Out of the respondents who experienced a cybersecurity breach in the past year, almost half (49 per cent) say that there was a reputational impact on their business, while nearly half (48 per cent) had their operations suspended for a period of time after they suffered the breach. And among the same category, 42 per cent across all industries received a fine, while 67 per cent of utility companies received a fine.

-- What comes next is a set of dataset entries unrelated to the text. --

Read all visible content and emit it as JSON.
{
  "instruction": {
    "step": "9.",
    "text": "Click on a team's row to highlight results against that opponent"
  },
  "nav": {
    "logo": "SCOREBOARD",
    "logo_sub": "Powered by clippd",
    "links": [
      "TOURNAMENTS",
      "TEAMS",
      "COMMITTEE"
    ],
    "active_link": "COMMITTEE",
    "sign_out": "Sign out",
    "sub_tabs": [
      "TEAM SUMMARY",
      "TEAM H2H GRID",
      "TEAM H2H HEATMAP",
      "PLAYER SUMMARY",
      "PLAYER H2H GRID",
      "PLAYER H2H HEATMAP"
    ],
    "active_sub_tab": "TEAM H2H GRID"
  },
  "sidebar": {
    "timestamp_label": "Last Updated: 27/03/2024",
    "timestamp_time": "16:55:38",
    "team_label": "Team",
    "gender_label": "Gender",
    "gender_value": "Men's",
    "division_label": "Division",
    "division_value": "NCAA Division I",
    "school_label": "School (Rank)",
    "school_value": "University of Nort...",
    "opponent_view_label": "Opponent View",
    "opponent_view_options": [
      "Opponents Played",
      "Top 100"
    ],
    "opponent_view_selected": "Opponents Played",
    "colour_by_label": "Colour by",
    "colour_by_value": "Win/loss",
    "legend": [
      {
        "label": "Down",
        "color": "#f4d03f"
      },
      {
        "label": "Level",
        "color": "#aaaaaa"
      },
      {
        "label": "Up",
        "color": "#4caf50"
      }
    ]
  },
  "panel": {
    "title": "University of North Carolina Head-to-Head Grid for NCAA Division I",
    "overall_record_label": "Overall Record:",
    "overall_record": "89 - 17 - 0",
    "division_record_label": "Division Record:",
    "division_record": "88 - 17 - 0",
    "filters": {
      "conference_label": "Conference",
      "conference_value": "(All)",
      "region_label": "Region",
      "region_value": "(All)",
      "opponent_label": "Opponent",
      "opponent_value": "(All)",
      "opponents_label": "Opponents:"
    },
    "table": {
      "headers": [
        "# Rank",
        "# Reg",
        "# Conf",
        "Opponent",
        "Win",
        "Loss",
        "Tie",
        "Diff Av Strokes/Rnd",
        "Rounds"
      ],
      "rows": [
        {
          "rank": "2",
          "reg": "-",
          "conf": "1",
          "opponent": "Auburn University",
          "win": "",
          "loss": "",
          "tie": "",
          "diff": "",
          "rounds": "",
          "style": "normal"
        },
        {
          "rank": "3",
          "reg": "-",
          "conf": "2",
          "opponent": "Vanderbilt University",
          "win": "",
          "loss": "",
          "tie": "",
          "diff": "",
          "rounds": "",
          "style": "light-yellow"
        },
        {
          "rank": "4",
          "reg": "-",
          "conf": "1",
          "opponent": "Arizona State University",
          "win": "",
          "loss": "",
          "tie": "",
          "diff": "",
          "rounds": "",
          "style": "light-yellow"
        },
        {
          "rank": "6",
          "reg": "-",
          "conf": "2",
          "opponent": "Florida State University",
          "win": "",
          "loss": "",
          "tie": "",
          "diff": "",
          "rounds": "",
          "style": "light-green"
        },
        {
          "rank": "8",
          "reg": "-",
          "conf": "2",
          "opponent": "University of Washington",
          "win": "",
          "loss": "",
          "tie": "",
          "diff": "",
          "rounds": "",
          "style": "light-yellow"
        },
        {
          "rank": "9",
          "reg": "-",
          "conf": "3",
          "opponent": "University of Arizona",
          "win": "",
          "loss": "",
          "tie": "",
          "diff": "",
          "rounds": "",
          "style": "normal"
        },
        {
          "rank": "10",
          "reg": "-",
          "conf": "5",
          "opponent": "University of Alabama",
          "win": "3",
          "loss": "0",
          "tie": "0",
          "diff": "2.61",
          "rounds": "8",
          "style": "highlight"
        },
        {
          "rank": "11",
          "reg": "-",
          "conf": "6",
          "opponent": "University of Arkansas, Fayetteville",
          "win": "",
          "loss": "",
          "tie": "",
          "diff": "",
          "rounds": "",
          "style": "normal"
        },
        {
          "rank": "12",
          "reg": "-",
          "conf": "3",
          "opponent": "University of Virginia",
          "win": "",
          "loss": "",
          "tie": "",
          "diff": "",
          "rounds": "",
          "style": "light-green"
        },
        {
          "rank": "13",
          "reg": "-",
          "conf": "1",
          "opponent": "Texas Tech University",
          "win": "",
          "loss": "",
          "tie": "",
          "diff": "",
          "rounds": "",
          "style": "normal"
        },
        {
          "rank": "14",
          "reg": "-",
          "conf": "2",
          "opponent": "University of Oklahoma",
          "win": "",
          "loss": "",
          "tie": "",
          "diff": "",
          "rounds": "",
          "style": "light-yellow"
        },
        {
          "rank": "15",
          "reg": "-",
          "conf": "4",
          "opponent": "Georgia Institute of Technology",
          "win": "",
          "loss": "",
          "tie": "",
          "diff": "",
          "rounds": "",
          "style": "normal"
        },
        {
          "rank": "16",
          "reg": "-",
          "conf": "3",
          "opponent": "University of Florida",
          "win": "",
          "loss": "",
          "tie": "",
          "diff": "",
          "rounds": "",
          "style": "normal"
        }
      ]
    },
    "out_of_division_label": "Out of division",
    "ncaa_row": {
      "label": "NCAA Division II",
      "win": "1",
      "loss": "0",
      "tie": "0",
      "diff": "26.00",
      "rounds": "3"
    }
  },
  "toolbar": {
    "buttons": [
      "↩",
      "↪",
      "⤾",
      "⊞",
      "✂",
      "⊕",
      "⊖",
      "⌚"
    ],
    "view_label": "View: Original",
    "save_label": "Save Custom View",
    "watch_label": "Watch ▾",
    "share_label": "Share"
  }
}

On average, respondents allocated 25 per cent of last year’s budget to cybersecurity and are expecting to increase their spending by 37 per cent within the next five years.
When asked about best practices to self-assess cybersecurity maturity levels using industry standard models, 6 per cent believe their organisation is at the lowest “non-existent” maturity level, while some 30 per cent of respondents believe their organisation is at the “managed” level of industrial cybersecurity maturity. Around 20 per cent believe their organisation is at the more advanced “optimized” level.
Almost half of the respondents (50 per cent) polled have cloud-based monitoring to identify potential threats external to their organisation.
Honeywell said engaging with highly experienced experts to develop a safe, appropriate industrial cybersecurity strategy that does not adversely impact operations was key to remaining immune to such threats. The company said it is important to define a clear cybersecurity roadmap to improve cybersecurity maturity levels. Also working with skilled suppliers who can help educate and upskill workforce to address cyberthreats, and those who can provide managed security services to strengthen capabilities can prove beneficial for any organisation.
The Honeywell-sponsored survey polled 252 respondents from verticals including oil and gas, refining and petrochemicals, pulp and paper, mining, batch, pharma, utilities, manufacturing, power and terminals industries, and was conducted by Censuswide, a global survey consulting organisation.
The survey was unveiled at the Honeywell India Users Summit 2019 held in Mumbai, India.